無気力オオカミくんは、私だけに夢中。
態勢を変えて、俺の上にまたがってくる。
きちっと結ばれたリボンをほどいてやって、太ももに手を添えた。
目がくらむほど甘ったるい、
好きでも嫌いでもない香水の匂いがする。
「そういえばね。
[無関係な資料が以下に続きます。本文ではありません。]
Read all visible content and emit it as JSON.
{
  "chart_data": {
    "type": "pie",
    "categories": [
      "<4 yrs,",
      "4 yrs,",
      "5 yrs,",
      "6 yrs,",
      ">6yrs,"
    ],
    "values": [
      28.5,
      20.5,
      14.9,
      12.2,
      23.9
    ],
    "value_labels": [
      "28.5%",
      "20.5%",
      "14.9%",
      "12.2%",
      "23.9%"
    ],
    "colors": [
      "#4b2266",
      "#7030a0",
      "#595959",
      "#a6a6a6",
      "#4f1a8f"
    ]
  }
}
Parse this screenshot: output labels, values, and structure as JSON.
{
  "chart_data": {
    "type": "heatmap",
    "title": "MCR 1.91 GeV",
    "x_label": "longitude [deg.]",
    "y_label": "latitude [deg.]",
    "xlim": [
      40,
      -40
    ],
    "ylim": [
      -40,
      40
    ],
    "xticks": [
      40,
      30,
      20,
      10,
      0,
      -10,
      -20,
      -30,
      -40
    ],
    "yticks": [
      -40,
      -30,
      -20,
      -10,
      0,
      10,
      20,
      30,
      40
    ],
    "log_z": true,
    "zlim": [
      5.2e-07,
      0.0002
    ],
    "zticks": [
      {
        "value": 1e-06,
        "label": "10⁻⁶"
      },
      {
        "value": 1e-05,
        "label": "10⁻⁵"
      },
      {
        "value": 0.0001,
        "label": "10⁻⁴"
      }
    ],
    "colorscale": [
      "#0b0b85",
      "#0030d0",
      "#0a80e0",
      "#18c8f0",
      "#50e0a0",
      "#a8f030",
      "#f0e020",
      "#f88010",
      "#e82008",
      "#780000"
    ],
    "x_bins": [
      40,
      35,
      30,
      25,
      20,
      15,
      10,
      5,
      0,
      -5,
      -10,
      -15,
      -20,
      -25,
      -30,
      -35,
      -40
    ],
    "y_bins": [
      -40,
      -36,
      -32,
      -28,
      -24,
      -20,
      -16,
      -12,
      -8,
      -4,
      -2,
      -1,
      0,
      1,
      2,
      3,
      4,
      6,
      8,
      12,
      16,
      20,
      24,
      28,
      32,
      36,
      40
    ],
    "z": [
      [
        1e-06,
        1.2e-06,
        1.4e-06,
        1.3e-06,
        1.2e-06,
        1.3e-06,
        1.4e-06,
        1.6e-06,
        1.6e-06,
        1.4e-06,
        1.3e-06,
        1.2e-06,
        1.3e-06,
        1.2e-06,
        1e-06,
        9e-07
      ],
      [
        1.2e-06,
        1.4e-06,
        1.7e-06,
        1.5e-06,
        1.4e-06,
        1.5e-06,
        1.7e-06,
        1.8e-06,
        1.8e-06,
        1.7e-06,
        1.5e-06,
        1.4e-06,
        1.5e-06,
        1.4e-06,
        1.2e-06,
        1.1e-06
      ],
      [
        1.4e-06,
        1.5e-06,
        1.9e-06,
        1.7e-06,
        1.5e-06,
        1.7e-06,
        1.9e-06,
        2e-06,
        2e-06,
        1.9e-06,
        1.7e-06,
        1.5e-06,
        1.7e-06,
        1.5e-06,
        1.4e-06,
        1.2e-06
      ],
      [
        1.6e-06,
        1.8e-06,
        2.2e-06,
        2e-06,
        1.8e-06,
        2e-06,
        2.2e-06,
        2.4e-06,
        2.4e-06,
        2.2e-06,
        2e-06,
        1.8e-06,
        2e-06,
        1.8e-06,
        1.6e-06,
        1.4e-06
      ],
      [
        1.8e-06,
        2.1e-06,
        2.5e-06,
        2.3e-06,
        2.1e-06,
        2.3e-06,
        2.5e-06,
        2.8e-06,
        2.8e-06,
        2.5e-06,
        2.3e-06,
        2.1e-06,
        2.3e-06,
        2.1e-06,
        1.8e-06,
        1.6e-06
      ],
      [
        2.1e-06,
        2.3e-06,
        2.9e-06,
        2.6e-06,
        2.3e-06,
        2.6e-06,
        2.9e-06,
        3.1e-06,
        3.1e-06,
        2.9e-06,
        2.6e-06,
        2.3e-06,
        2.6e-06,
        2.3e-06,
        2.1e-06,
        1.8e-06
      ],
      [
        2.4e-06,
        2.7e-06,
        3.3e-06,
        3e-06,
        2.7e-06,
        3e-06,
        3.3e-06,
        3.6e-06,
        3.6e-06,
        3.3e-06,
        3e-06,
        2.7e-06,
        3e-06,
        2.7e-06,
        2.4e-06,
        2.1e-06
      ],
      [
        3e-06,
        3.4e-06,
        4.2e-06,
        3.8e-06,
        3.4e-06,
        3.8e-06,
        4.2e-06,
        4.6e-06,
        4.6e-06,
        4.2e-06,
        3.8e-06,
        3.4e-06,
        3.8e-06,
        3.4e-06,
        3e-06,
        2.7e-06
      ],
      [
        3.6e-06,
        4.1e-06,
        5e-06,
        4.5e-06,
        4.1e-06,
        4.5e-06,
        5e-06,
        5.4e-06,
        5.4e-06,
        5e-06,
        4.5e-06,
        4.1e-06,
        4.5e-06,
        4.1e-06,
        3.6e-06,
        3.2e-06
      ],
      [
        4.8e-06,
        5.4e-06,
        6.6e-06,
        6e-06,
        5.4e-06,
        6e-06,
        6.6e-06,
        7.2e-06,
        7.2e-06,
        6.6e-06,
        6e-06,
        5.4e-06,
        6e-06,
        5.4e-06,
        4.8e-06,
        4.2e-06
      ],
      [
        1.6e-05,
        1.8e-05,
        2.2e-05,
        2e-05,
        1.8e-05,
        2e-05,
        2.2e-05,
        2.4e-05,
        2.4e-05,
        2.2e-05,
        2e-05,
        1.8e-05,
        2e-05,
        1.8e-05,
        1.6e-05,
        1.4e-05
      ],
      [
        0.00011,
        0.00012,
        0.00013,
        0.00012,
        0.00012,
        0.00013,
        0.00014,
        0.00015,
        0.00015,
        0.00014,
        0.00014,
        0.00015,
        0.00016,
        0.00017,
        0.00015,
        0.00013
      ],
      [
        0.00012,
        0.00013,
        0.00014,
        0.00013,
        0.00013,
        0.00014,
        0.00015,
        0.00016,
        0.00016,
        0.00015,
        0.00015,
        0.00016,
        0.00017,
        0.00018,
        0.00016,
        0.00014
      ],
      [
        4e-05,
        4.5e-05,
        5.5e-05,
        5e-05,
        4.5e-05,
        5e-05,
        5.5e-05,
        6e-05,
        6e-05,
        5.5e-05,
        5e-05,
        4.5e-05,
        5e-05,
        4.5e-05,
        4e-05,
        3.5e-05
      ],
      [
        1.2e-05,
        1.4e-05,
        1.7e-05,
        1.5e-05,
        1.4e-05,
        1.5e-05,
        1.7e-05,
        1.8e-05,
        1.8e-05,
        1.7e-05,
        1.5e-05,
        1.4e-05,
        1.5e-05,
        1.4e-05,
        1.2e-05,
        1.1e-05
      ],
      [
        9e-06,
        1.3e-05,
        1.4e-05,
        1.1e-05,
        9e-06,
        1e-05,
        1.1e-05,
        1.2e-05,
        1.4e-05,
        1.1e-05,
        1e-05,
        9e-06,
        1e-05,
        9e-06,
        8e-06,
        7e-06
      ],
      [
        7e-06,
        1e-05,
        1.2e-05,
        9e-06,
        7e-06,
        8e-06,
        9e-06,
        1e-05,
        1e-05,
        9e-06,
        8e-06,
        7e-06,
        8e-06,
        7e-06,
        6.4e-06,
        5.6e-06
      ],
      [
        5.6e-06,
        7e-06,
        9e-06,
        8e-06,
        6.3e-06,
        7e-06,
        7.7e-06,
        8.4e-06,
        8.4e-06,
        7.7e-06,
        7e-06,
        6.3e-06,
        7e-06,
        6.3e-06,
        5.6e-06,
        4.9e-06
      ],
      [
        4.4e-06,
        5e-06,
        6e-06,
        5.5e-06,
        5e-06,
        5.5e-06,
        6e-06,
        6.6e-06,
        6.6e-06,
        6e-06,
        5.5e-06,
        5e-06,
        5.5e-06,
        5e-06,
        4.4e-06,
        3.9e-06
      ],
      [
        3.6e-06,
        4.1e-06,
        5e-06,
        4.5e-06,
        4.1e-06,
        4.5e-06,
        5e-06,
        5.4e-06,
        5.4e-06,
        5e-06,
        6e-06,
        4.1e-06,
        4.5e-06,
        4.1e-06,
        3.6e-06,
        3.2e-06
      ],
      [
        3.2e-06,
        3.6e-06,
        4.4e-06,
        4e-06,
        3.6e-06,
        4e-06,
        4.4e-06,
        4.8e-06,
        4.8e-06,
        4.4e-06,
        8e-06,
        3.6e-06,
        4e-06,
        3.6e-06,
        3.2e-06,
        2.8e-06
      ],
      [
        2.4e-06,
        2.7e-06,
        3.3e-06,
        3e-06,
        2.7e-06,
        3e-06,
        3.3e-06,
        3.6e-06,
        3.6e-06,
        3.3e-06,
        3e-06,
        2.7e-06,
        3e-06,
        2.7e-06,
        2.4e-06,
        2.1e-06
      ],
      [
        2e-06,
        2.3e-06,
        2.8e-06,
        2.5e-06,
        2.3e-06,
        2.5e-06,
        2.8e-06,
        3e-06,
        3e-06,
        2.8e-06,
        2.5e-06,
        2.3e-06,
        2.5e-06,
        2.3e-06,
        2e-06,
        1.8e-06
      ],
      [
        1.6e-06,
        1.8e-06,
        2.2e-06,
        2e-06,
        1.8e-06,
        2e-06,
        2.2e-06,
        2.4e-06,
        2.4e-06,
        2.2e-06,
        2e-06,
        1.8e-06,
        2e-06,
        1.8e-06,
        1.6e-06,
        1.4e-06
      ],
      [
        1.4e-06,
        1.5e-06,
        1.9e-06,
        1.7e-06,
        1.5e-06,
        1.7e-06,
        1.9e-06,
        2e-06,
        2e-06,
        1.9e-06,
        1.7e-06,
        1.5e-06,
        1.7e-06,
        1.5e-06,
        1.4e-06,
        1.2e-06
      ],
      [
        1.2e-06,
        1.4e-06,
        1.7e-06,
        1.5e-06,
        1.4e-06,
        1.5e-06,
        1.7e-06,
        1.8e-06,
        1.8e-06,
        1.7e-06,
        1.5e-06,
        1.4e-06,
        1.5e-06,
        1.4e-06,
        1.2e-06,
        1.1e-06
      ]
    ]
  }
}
遥日がこの前一緒にいた菊本さん、さっき廊下で見たよ?」
「……へえ」
「白昼堂々、秋田陸人くんとイチャイチャしてた」
終礼のあと、陸人くんに会いに行ったのか。
「写真見る?すごい出回ってるよ」
頼んでもないのに、スマホの画面を向けられて、心臓が静かに音を鳴らす。
「距離近……」
「遥日、ちょっと妬いてるんじゃない?菊本さんのこと、ちょっと気にしてたよね」
「さあ?どーだろ」
相手の顔が少し歪んだ。
「遥日の近くにあんまりいないタイプだからじゃない?すぐに飽きるよ、いつもみたいに」
無性に黙らせたくなって、相手の唇を塞ぐ。
「お前に関係ないから、こっちに集中しろよ」
太ももに添えた手を動かすと、熱い吐息が肩にかかった。
それでいい。
口を出される言われる筋合いはないし、心配しなくても、他の男のものになった利奈なんか
もう──────どうでもいい。